Wednesday, October 5, 2011

Muck up your Shakespeare

(Kathryn Grayson and Howard Keel in the 1953 MGM movie version of "Kiss Me, Kate.")
Every classic worthy of its Cliff's Notes has been hurtled through the centuries. Some of the happier landings have included Jane Austen's "Emma" in a Beverly Hills High School retitled "Clueless." With a Jones added to her name, Bizet's Carmen burned up a commissary in a World War II parachute factory. And in each case, the creators made sure that the original values logically flowered in its new soil.

(Broadway's fabled acting couple, Lynn Fontanne and Alfred Lunt, do it the Elizabethan way.)
When the producers Saint Subber and Lemuel Ayers decided to update Shakespeare's "The Taming of the Shrew" in a theater in post-war Baltimore, they had book writers Sam and Bella Spewack carefully parallel the original story with two feuding, egomaniacal theater folk, who were once married, and a parcel of Burlesque rogues that precisely mirror the Bard's Elizabethan madcaps. Most importantly, the work was imbued with the caviar of Cole Porter's score, which justified the transformation with its high style, romance and innuendo. For example, "If your baby is begging for pleasure, let her sample your measure for measure." Still, the creators had the integrity and sagacity to retitle the work "Kiss Me, Kate."
(Phyllis Diller is one of the many odd references shoe-horned into the Great Lakes' production.)
If the Great Lakes Theater had embraced the same truth in advertising, they would have retitled their take on the play "Gag Me with a Spoon, Bitch." For this production uses the antics of Katherine and Petruchio to function as the grand marshals of a pageant of '80s mayhem. Perhaps the most disconcerting aspect is the insertion of what seems to be a translation by the Bee Gees of such daunting couplets as "What, sweetie, all bummed out?" and "I've come to wive it wealthily in Hollywood." They even throw in a direct reference to Porter's "Where is the Life that Late I Led?"
(Jane Fonda, whose aerobics are the true muse of this production.)
Back in 1948, Porter pulled off the remarkable feat of spinning the Bard's poetry into musical rapture. In comparison, the updating of the dialogue in this production is akin to aesthetic vandalism for cheap laughs. Admittedly, director Tracy Young's '80s tomfoolery - with its use of Keith Haring's art, Jane Fonda aerobics classes breaking out on the streets of Hollywood, and a tongue-in-cheek spoof of Tom Cruise in "Risky Business" - have sass and energy. But they help bury Shakespeare, and the story of Kate and her Petrouchio doesn't begin to emerge until the last 20 minutes.
(That special age for whom this production has been fashioned.)
What the company has given us is an ideal production for Shakespeare-hating junior-high students, who are incapable of dealing with Elizabethan language or customs of another era. It's also an aphrodisiac for those who never got over their high-school crushes on Madonna.
(Jim Lichtscheidl and Sara M. Bruner, whom we hope to see in an authentic "Taming of the Shrew" someday. Photo by Roger Mastroianni.)
Underneath the Jamie Lee Curtis hairdo and the Hollywood running suit, Sara M. Bruner and Jim Lichtscheidl provide traces of a meaningful Kate and Petruchio amid the '80s detritus. By the end of the evening, their warm personalities and genuine chemistry help melt the production's cynical disdain for the play. Invariably, it's too darn cold and too darn funky.
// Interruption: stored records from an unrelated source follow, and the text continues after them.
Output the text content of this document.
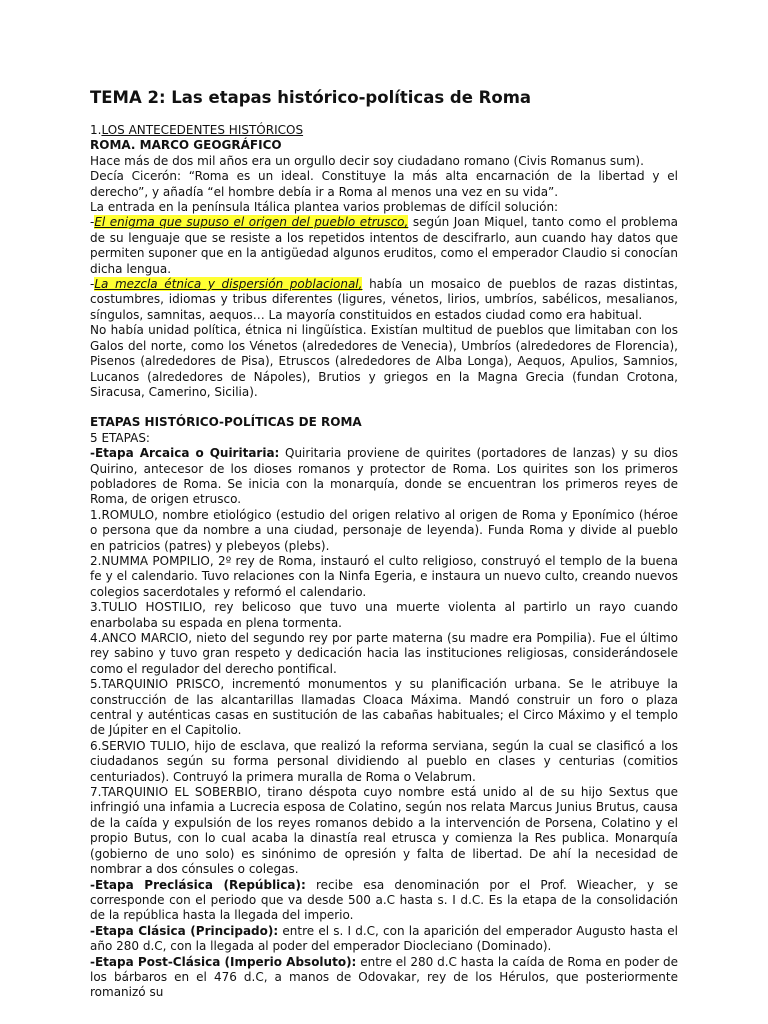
TEMA 2: Las etapas histórico-políticas de Roma

1.LOS ANTECEDENTES HISTÓRICOS

ROMA. MARCO GEOGRÁFICO

Hace más de dos mil años era un orgullo decir soy ciudadano romano (Civis Romanus sum).

Decía Cicerón: “Roma es un ideal. Constituye la más alta encarnación de la libertad y el derecho”, y añadía “el hombre debía ir a Roma al menos una vez en su vida”.

La entrada en la península Itálica plantea varios problemas de difícil solución:

-El enigma que supuso el origen del pueblo etrusco, según Joan Miquel, tanto como el problema de su lenguaje que se resiste a los repetidos intentos de descifrarlo, aun cuando hay datos que permiten suponer que en la antigüedad algunos eruditos, como el emperador Claudio si conocían dicha lengua.

-La mezcla étnica y dispersión poblacional, había un mosaico de pueblos de razas distintas, costumbres, idiomas y tribus diferentes (ligures, vénetos, lirios, umbríos, sabélicos, mesalianos, síngulos, samnitas, aequos… La mayoría constituidos en estados ciudad como era habitual.

No había unidad política, étnica ni lingüística. Existían multitud de pueblos que limitaban con los Galos del norte, como los Vénetos (alrededores de Venecia), Umbríos (alrededores de Florencia), Pisenos (alrededores de Pisa), Etruscos (alrededores de Alba Longa), Aequos, Apulios, Samnios, Lucanos (alrededores de Nápoles), Brutios y griegos en la Magna Grecia (fundan Crotona, Siracusa, Camerino, Sicilia).

ETAPAS HISTÓRICO-POLÍTICAS DE ROMA

5 ETAPAS:

-Etapa Arcaica o Quiritaria: Quiritaria proviene de quirites (portadores de lanzas) y su dios Quirino, antecesor de los dioses romanos y protector de Roma. Los quirites son los primeros pobladores de Roma. Se inicia con la monarquía, donde se encuentran los primeros reyes de Roma, de origen etrusco.

1.ROMULO, nombre etiológico (estudio del origen relativo al origen de Roma y Eponímico (héroe o persona que da nombre a una ciudad, personaje de leyenda). Funda Roma y divide al pueblo en patricios (patres) y plebeyos (plebs).

2.NUMMA POMPILIO, 2º rey de Roma, instauró el culto religioso, construyó el templo de la buena fe y el calendario. Tuvo relaciones con la Ninfa Egeria, e instaura un nuevo culto, creando nuevos colegios sacerdotales y reformó el calendario.

3.TULIO HOSTILIO, rey belicoso que tuvo una muerte violenta al partirlo un rayo cuando enarbolaba su espada en plena tormenta.

4.ANCO MARCIO, nieto del segundo rey por parte materna (su madre era Pompilia). Fue el último rey sabino y tuvo gran respeto y dedicación hacia las instituciones religiosas, considerándosele como el regulador del derecho pontifical.

5.TARQUINIO PRISCO, incrementó monumentos y su planificación urbana. Se le atribuye la construcción de las alcantarillas llamadas Cloaca Máxima. Mandó construir un foro o plaza central y auténticas casas en sustitución de las cabañas habituales; el Circo Máximo y el templo de Júpiter en el Capitolio.

6.SERVIO TULIO, hijo de esclava, que realizó la reforma serviana, según la cual se clasificó a los ciudadanos según su forma personal dividiendo al pueblo en clases y centurias (comitios centuriados). Contruyó la primera muralla de Roma o Velabrum.

7.TARQUINIO EL SOBERBIO, tirano déspota cuyo nombre está unido al de su hijo Sextus que infringió una infamia a Lucrecia esposa de Colatino, según nos relata Marcus Junius Brutus, causa de la caída y expulsión de los reyes romanos debido a la intervención de Porsena, Colatino y el propio Butus, con lo cual acaba la dinastía real etrusca y comienza la Res publica. Monarquía (gobierno de uno solo) es sinónimo de opresión y falta de libertad. De ahí la necesidad de nombrar a dos cónsules o colegas.

-Etapa Preclásica (República): recibe esa denominación por el Prof. Wieacher, y se corresponde con el periodo que va desde 500 a.C hasta s. I d.C. Es la etapa de la consolidación de la república hasta la llegada del imperio.

-Etapa Clásica (Principado): entre el s. I d.C, con la aparición del emperador Augusto hasta el año 280 d.C, con la llegada al poder del emperador Diocleciano (Dominado).

-Etapa Post-Clásica (Imperio Absoluto): entre el 280 d.C hasta la caída de Roma en poder de los bárbaros en el 476 d.C, a manos de Odovakar, rey de los Hérulos, que posteriormente romanizó su
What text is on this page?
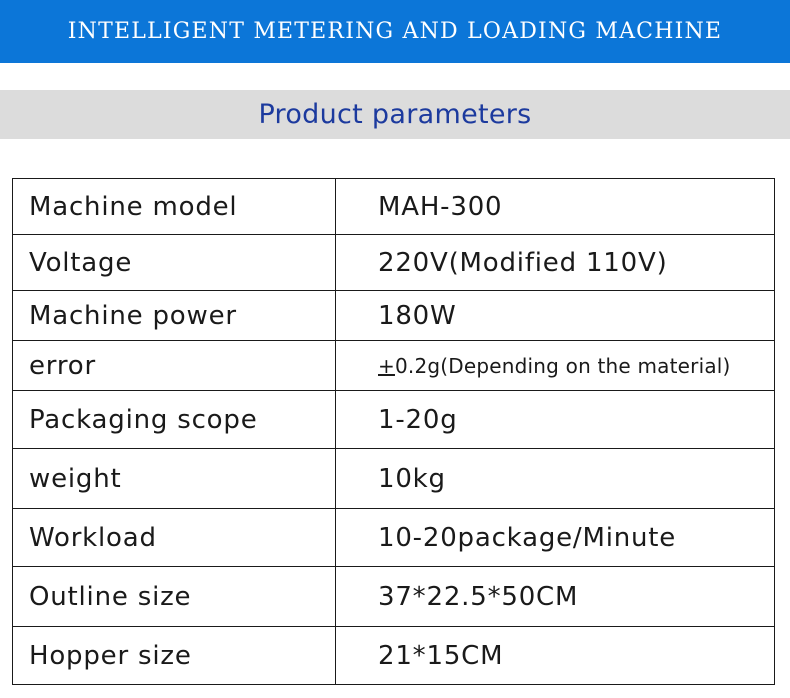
INTELLIGENT METERING AND LOADING MACHINE
Product parameters
Machine model	MAH-300
Voltage	220V(Modified 110V)
Machine power	180W
error	+0.2g(Depending on the material)
Packaging scope	1-20g
weight	10kg
Workload	10-20package/Minute
Outline size	37*22.5*50CM
Hopper size	21*15CM
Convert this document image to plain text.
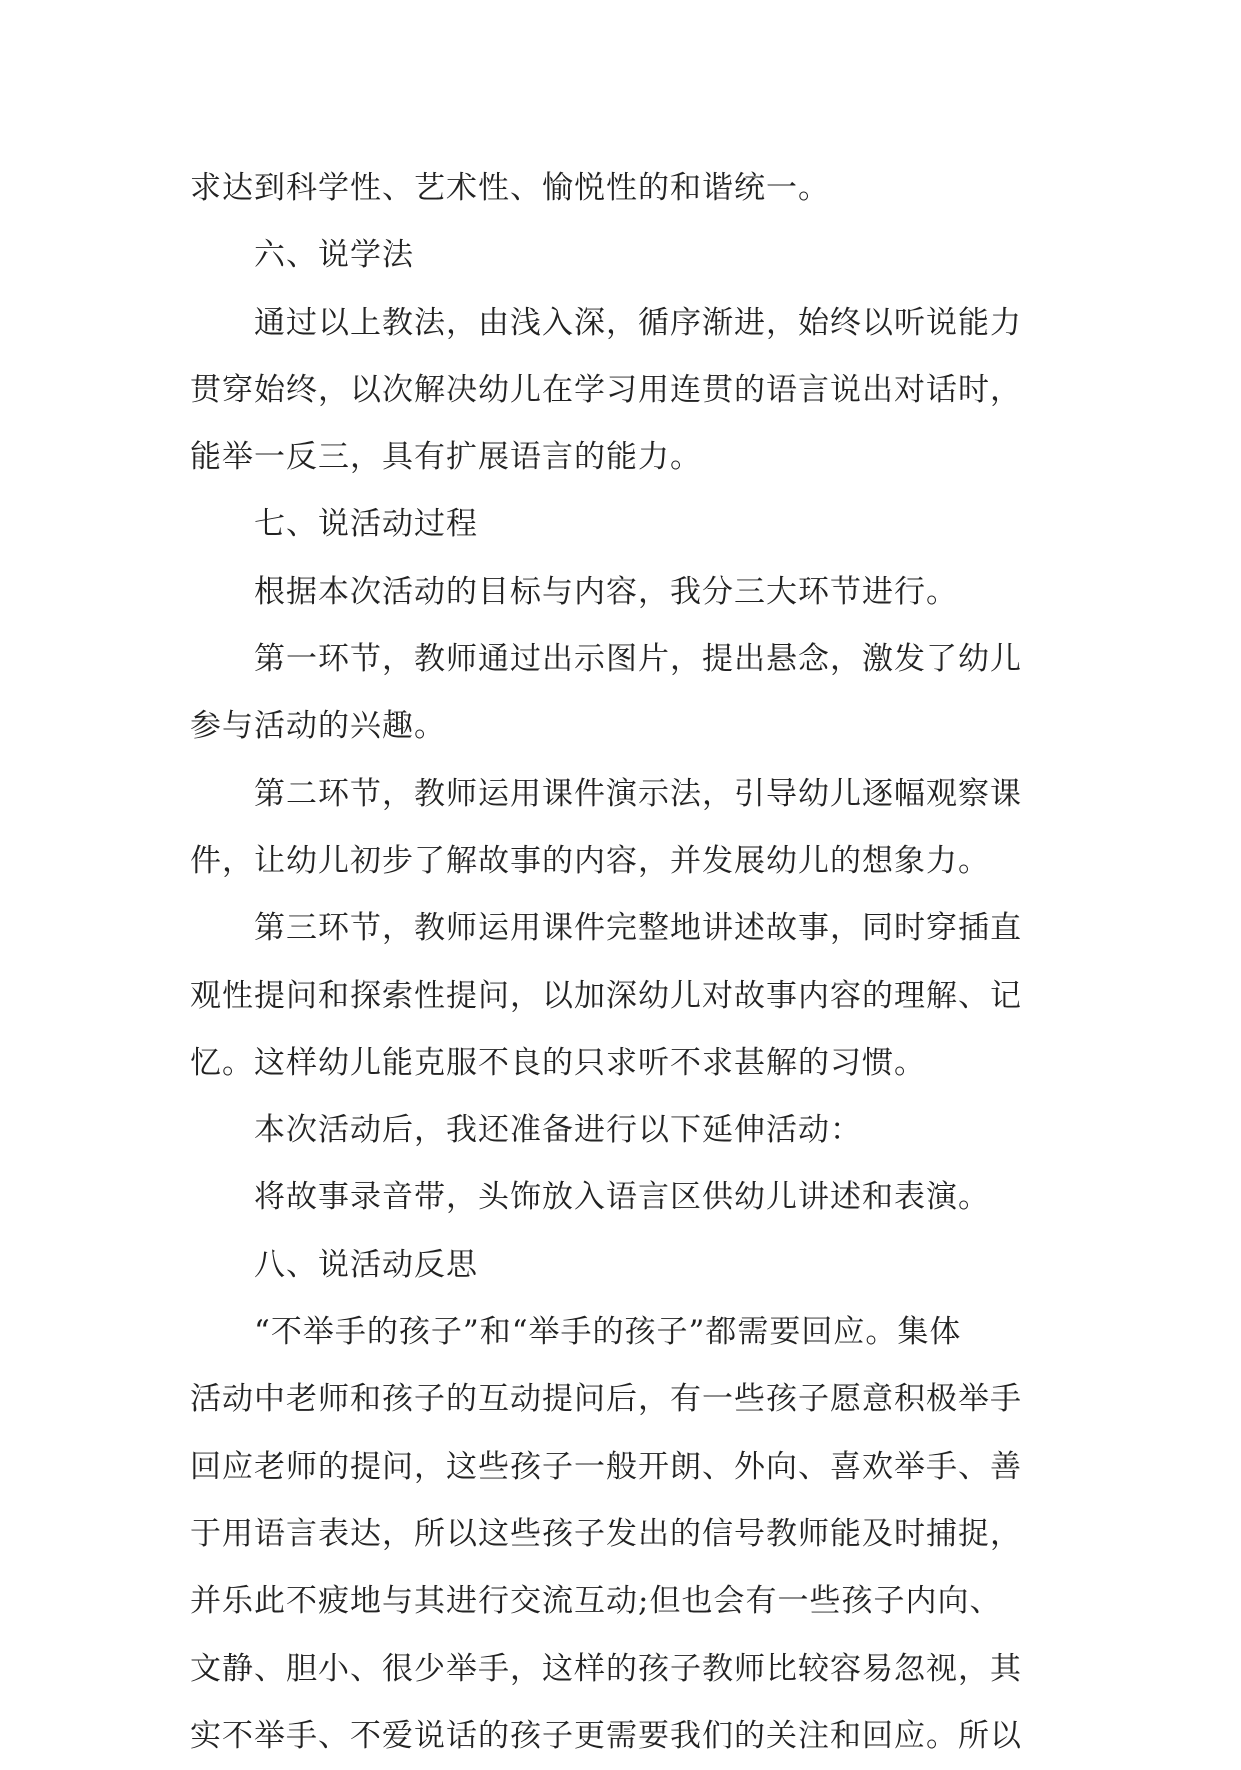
求达到科学性、艺术性、愉悦性的和谐统一。
六、说学法
通过以上教法，由浅入深，循序渐进，始终以听说能力
贯穿始终，以次解决幼儿在学习用连贯的语言说出对话时，
能举一反三，具有扩展语言的能力。
七、说活动过程
根据本次活动的目标与内容，我分三大环节进行。
第一环节，教师通过出示图片，提出悬念，激发了幼儿
参与活动的兴趣。
第二环节，教师运用课件演示法，引导幼儿逐幅观察课
件，让幼儿初步了解故事的内容，并发展幼儿的想象力。
第三环节，教师运用课件完整地讲述故事，同时穿插直
观性提问和探索性提问，以加深幼儿对故事内容的理解、记
忆。这样幼儿能克服不良的只求听不求甚解的习惯。
本次活动后，我还准备进行以下延伸活动：
将故事录音带，头饰放入语言区供幼儿讲述和表演。
八、说活动反思
“不举手的孩子”和“举手的孩子”都需要回应。集体
活动中老师和孩子的互动提问后，有一些孩子愿意积极举手
回应老师的提问，这些孩子一般开朗、外向、喜欢举手、善
于用语言表达，所以这些孩子发出的信号教师能及时捕捉，
并乐此不疲地与其进行交流互动;但也会有一些孩子内向、
文静、胆小、很少举手，这样的孩子教师比较容易忽视，其
实不举手、不爱说话的孩子更需要我们的关注和回应。所以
"The Taming of the Shrew" runs through Saturday, Oct. 29. For tickets, call 216-241-6000.

1 comment:

  1. Last time I saw "Shrew", in a very traditional take at the Ohio Shakespeare Festival, the large crowd in which I sat seemed to follow everything and to be well entertained. No dumbing-down, no "updating" - just a firm connection to the audience by actors speaking as though they knew what they were saying. Seems to work - at least outdoors at Stan Hywet in the summers.